In this context, $f(x) = ax + b$ is not a linear function. To verify this, we check (1) and (2). On the left hand side,

$\begin{array}{l c l} f(x+y) &=&a(x+y)+b\\ f(kx) &=&akx + b\end{array}$

while on the right hand side,

$\begin{array}{l c l c l}f(x) + f(y) &= &ax + b + ay + b &= &a(x + y) + 2b\\ kf(x) &= &k(ax+b) &= &akx + kb\end{array}$

So both (1) and (2) are not satisfied, which shows that $f(x) = ax + b$ is not a linear function. On the other hand, we can prove easily that $f(x) = ax$ is a linear transformation.

The function $f(x) = ax + b$ has another name: it is an affine function, which is a linear function plus a constant.

Note that a linear transformation preserves the origin (zero is mapped to zero) while an affine transformation does not. In other words, a linear function maps a straight light through the origin to another straight line through the origin (effectively, it makes a rotation with an angle $a$), while an affine function rotates the line by an angle $late a$ and translate it by a distance $b$.

In higher dimensions, what I’ve described still hold. $x$ and $b$ can be vectors in a vector space and $a$ can be a matrix.

Okay, enough with the equations. Next, I’m just gonna playing with a few functions to give you some examples.

In Figure 1, the line $x + y = 0$ (black) is mapped to the red line with the linear transformation $f(x) = 2x$ and to the blue line with the affine transformation $f(x) = 2x + 3$.

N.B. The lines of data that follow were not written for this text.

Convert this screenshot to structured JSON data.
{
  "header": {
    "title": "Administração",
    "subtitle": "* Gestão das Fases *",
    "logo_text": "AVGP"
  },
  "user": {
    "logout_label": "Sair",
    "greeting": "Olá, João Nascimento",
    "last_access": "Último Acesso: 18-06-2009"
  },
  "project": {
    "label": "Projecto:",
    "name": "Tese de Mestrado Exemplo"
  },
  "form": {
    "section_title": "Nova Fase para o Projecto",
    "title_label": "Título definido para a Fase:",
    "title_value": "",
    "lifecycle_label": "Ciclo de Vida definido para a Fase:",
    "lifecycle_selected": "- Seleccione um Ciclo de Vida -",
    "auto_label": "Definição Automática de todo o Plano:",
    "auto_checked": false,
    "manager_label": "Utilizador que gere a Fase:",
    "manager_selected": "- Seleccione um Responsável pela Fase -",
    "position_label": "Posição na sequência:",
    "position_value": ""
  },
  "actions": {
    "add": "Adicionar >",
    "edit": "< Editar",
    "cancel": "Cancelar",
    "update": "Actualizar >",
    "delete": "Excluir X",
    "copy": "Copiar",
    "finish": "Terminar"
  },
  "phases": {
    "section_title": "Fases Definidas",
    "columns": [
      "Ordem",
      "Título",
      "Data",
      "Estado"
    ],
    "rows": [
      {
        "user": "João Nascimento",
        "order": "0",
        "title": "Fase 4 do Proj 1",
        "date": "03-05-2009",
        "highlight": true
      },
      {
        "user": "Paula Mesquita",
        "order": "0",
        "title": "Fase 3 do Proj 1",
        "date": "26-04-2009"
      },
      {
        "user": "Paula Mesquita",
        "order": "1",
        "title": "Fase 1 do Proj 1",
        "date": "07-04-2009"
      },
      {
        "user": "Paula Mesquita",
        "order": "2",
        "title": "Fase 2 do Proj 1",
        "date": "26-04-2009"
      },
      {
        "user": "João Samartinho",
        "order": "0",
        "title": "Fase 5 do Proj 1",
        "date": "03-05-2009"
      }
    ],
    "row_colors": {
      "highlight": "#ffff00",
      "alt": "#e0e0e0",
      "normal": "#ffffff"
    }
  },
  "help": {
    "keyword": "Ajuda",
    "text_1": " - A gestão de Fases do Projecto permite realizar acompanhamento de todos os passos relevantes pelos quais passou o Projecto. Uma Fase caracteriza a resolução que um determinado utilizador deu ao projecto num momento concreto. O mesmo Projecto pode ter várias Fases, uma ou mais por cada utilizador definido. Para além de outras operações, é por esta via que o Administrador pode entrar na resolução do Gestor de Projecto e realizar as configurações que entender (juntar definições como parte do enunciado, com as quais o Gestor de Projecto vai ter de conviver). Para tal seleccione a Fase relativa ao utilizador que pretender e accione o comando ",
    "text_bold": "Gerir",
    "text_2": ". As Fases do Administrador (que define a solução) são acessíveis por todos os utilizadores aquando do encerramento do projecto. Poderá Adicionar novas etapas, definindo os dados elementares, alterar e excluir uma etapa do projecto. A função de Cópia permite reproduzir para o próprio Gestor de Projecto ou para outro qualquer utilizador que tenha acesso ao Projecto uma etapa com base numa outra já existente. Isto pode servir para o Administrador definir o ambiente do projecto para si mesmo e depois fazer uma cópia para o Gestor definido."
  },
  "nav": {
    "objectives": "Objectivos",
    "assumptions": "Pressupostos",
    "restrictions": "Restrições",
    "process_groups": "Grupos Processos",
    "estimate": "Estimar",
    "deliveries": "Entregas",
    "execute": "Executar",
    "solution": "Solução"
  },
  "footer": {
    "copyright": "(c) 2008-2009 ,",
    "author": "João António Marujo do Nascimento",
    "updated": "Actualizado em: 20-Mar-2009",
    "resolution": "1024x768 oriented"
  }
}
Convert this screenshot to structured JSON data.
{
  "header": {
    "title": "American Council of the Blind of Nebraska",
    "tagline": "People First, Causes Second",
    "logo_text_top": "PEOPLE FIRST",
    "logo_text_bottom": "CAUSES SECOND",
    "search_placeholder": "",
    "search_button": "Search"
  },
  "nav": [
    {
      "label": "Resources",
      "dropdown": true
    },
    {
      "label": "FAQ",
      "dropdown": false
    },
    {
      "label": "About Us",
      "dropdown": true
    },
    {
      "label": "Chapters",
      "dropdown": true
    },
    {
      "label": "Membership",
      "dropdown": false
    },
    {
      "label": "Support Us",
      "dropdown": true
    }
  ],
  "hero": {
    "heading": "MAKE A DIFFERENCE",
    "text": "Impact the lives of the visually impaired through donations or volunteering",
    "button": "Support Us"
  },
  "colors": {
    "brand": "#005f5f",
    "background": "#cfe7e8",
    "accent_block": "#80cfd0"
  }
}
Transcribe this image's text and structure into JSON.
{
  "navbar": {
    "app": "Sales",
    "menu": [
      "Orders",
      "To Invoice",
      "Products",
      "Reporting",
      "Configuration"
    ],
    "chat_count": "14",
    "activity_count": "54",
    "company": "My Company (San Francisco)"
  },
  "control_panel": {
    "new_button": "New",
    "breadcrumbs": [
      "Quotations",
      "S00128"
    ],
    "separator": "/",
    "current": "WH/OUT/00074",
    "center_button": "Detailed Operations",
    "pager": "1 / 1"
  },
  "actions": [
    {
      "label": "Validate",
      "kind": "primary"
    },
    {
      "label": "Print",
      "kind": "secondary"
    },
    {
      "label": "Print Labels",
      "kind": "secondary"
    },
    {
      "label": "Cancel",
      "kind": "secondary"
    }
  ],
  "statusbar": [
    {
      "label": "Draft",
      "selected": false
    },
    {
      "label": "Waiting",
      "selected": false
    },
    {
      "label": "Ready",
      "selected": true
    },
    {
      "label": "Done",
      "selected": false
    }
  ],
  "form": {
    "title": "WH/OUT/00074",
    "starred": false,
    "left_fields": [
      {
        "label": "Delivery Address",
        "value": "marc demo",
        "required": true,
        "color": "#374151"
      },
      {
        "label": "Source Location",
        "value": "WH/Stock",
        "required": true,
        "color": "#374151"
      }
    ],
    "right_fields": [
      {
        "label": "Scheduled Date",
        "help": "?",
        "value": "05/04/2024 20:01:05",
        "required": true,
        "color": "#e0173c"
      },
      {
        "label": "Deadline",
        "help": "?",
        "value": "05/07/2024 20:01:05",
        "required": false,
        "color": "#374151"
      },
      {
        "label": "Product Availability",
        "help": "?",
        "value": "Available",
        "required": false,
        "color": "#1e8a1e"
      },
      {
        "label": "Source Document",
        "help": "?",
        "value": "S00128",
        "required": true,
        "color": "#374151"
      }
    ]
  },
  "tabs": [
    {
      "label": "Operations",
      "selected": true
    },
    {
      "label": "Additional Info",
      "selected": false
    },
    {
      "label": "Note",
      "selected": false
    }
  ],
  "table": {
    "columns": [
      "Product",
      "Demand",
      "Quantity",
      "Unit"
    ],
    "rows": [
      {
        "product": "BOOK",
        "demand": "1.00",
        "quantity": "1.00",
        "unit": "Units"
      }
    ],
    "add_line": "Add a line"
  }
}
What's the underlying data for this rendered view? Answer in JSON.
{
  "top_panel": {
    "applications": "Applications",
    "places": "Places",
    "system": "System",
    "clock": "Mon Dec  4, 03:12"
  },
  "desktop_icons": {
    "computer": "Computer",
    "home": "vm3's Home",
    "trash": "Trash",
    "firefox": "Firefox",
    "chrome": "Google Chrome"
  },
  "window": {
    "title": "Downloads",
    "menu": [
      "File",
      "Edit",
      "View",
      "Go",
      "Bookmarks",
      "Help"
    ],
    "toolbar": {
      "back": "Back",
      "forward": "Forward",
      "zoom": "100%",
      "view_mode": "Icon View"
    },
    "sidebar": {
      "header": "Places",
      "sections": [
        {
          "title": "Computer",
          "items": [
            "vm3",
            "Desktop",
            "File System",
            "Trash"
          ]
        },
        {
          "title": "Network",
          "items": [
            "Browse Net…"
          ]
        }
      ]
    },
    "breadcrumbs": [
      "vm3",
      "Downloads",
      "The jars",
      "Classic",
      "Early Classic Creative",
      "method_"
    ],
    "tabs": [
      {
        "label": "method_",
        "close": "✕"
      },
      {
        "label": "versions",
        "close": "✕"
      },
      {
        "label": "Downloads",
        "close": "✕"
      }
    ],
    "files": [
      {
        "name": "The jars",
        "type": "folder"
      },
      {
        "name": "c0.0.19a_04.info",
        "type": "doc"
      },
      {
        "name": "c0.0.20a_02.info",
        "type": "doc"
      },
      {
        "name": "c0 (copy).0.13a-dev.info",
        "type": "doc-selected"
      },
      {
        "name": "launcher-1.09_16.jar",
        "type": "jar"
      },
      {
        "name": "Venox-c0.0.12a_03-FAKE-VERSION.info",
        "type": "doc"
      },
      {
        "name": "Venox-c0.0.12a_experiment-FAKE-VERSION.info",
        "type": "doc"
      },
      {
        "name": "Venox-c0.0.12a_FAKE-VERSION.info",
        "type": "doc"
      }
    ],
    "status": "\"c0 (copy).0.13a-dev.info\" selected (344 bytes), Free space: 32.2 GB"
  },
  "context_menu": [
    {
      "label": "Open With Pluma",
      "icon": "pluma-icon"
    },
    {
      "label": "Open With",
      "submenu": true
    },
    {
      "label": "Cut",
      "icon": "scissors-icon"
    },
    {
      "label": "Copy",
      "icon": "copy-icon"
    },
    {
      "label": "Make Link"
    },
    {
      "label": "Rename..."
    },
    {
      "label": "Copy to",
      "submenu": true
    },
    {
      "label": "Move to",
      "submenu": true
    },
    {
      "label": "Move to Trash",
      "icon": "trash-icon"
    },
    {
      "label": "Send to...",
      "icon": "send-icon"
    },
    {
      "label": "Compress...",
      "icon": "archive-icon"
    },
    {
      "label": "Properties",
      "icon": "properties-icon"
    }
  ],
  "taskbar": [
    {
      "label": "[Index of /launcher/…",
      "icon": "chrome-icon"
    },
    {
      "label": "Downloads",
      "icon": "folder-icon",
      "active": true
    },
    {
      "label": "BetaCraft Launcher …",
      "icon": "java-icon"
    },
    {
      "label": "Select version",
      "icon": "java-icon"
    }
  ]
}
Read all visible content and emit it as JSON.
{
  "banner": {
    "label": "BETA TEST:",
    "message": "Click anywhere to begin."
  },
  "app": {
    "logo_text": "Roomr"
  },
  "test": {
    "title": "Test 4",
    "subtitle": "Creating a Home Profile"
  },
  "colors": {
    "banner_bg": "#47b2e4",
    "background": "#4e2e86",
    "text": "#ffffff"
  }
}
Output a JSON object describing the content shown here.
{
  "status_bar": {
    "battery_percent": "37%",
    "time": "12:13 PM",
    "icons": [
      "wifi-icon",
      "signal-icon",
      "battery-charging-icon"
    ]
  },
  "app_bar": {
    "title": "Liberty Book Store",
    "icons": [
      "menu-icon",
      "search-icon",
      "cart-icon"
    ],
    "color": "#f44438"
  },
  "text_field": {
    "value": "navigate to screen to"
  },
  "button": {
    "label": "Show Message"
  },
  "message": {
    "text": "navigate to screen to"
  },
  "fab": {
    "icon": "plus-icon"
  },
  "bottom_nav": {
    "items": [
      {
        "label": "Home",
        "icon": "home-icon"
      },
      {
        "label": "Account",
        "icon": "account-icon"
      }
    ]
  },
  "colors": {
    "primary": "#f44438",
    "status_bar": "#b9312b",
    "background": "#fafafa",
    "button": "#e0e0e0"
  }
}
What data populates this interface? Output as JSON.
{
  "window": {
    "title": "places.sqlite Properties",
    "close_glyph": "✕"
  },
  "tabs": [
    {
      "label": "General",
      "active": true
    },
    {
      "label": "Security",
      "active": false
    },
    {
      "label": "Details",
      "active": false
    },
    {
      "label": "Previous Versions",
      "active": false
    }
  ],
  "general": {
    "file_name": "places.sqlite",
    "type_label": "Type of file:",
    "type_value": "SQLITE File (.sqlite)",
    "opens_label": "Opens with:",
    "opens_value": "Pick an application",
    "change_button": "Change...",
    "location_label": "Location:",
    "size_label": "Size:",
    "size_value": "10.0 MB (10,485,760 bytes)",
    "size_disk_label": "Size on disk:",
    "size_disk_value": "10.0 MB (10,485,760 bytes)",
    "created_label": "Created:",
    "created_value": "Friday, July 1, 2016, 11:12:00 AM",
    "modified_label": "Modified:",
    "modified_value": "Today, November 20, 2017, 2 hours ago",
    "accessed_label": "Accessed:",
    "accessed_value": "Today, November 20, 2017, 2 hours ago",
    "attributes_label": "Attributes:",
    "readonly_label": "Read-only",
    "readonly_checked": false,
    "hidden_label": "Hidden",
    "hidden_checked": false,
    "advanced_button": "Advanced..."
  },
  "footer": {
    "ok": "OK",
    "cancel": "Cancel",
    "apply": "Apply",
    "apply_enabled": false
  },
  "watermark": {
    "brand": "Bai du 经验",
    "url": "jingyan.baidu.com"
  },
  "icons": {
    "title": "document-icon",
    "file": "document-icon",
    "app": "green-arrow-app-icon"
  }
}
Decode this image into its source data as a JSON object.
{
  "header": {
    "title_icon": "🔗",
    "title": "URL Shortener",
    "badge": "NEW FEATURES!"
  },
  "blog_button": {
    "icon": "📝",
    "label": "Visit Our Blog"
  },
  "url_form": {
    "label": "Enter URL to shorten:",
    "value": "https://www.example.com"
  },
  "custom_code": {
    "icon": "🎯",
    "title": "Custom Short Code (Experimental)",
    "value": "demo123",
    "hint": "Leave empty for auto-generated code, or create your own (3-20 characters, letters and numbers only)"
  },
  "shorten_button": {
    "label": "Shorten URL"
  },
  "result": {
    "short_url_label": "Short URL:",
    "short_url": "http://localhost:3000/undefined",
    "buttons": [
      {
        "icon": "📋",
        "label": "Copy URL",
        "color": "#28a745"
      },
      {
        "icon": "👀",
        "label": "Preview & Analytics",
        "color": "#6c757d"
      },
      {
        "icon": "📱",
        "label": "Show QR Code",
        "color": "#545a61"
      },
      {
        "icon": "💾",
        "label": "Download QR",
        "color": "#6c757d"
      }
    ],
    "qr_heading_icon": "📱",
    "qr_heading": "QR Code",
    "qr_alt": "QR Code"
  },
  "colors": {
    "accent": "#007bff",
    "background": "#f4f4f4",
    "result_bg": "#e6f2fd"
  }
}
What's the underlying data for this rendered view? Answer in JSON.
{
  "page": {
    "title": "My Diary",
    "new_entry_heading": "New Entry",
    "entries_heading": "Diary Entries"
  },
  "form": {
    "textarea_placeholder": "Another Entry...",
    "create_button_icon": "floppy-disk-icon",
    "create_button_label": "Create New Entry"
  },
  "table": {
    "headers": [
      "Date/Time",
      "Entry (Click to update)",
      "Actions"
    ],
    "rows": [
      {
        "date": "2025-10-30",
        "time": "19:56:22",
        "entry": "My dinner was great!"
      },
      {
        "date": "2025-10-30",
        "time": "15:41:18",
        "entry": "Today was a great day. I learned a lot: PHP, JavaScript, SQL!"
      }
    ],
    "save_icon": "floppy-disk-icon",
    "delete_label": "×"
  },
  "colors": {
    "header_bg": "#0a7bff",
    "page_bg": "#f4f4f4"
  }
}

In Figure 2, the same linear and affine transformations are applied to the curve $y = x^3$. Again, we see that the origin is preserved after the linear transformation but not the affine transformation.

And finally, we apply the same transformations to a circle in Figure 3.

I think this is fun.

Useful identities from Euler’s formula

Euler’s formula:

$e^{i\theta} =\cos\theta + i\sin\theta$

From the Euler’s formula, we can derive that

$e^{ik\pi} = \begin{cases} 1 & \text{if } k \text{ is even}\\ -1 & \text{if } k \text{ is odd} \end{cases}$

If we write the above equation in reverse, we get

$-1=e^{i(2k+1)\pi}$

$1=e^{i2k\pi}$

These identities are useful for quick manipulations of complex numbers. Below are two examples:

Example 1: Solve $z^n = 1$.

Solution

$z = 1^{1/n} = e^{i\frac{2k\pi}{n}} \qquad k = 0,1,...,n-1$

Example 2: Solve $z^3=-8$.

Solution

$z = (-8)^{1/3} = 2(-1)^{1/3} = 2e^{i\frac{(2k+1)\pi}{3}} \qquad k =0, 1, 2$

• $k=0 \Rightarrow z=1+\sqrt{3}i$
• $k=1 \Rightarrow z=-2$
• $k=2 \Rightarrow z=1-\sqrt{3}i$

Note that we can also write $k=-1, 0, 1$. On the trigonometric circle, $k = 2$ and $k = -1$ yield the same angle.